The researchers have been studying another gene called KRAS, which is mutated in 90 percent of pancreatic cancers and controls PKCi, but KRAS has not been easy to target with drug therapy, Murray noted. This is why they decided to investigate PKCi.
They found high levels of PKCi, which predicted poor survival, in most of the pancreatic cancer tumors sampled. Patients with high PKCi levels survived an average of 492 days, compared with 681 days for patients with low levels of the oncogene.
Five-year survival was 10 percent for those with high PKCi levels, compared with 29.5 percent for patients with low PKCi levels, the researchers noted.
In addition, in experiments in both cells and animals, the researchers found that PKCi was essential for the growth of pancreatic cancer cells.
"When we knocked out the PKCi genes in pancreatic cancer cells, we showed that these cells did not grow as cancer cells very well; they didn't invade other tissue very well," Murray said.
"When we put these cells into mice, we showed that not only did the tumors not grow very well, but they didn't metastasize well," she said.
These findings suggest that the arthritis drug aurothiomalate (Myochrysine), which targets PKCi, could effectively treat pancreatic cancer alone or combined with other chemotherapy. It could prevent pancreatic cancer cells from growing or make other chemotherapy more effective, Murray said.
Aurothiomalate is already in a phase I clinical trial for lung cancer patients at Mayo's Minnesota and Arizona sites, Murray said. A phase II trial being planned will combine aurothiomalate with drugs that target other molecules in these cancers, she noted.
It is possible that a future trial will test aurothiomalate in pancreatic cancer patients, she said.

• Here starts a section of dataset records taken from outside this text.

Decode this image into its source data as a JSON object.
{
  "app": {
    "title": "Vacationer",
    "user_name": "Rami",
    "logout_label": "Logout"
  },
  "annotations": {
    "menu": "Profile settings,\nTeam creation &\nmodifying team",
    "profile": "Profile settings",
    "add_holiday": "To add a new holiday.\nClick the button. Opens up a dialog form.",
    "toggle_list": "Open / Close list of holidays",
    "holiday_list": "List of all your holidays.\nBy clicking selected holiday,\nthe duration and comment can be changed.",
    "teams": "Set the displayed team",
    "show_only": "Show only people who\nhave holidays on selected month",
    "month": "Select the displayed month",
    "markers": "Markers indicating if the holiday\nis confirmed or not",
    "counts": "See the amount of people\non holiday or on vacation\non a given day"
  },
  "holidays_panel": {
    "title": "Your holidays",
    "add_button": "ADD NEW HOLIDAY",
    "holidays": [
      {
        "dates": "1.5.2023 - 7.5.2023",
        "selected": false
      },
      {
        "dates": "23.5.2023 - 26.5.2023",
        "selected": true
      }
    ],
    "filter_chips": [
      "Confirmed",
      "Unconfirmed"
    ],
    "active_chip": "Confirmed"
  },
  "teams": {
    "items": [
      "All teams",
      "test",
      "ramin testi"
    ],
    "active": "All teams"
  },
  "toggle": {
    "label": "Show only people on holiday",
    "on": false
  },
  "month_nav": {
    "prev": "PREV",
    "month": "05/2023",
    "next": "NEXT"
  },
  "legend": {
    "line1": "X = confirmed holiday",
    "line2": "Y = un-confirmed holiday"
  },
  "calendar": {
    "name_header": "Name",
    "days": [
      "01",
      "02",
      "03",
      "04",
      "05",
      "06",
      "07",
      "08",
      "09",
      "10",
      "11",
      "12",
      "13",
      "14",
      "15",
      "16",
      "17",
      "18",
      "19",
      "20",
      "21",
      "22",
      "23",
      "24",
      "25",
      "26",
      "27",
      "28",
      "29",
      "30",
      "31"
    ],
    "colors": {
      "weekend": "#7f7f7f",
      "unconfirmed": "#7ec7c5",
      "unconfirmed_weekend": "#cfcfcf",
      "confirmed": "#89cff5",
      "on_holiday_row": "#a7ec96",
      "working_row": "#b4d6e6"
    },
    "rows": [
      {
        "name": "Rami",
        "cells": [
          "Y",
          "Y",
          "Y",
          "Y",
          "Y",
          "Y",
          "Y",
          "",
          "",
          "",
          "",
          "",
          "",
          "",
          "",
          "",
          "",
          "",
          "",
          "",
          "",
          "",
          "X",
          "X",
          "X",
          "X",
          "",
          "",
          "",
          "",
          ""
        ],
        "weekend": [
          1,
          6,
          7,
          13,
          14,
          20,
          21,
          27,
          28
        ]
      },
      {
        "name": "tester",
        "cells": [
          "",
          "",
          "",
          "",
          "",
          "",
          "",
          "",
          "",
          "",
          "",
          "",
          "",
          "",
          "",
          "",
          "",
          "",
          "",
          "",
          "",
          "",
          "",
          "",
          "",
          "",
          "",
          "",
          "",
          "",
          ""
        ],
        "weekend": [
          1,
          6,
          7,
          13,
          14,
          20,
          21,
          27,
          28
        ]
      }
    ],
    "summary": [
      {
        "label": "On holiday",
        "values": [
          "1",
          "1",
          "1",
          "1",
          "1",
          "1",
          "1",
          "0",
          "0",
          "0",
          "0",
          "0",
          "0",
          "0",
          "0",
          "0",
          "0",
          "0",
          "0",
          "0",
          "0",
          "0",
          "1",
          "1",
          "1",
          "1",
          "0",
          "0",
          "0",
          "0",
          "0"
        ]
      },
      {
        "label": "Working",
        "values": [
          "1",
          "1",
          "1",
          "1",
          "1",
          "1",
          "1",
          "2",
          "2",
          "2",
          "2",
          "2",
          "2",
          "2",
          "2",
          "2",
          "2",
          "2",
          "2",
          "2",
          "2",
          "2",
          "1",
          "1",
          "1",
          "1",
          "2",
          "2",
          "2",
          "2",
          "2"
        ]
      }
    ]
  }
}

Besides treating pancreatic cancer, PKCi might also be useful in diagnosing the disease, she added.
The findings intrigued William Phelps, program director for translational and preclinical cancer research at the American Cancer Society. "Pancreatic cancer is in dire need of new therapeutic opportunities. Those things we've got don't seem to work well," he said.
Each year, about 40,000 new cases of pancreatic cancer are diagnosed in the United States, and about 35,000 people die from it, Phelps said. "Typical survival after diagnosis is five to seven months," he said.
Pancreatic cancer is particularly resistant to treatment, and most cases are diagnosed when the disease is advanced, said Phelps.
The current drug approved to treat it, gemcitabine (Gemzar), is only minimally effective, Phelps said. "It's not really giving more than a two-month life extension," he said.
Targeting PKCi could be worthwhile, Phelps said. "This looks like a pretty good idea to go forward," he said.
Combining gemcitabine with a drug that targets PKCi could extend life expectancy, Phelps said.
Michelle Duff, director of research and scientific affairs at the Pancreatic Cancer Action Network, also finds these results encouraging.
"There is an urgent need for more effective treatment options in pancreatic cancer to improve patient outcomes," she said. "We are eager to see the results of further studies in preclinical models and eventually clinical trials."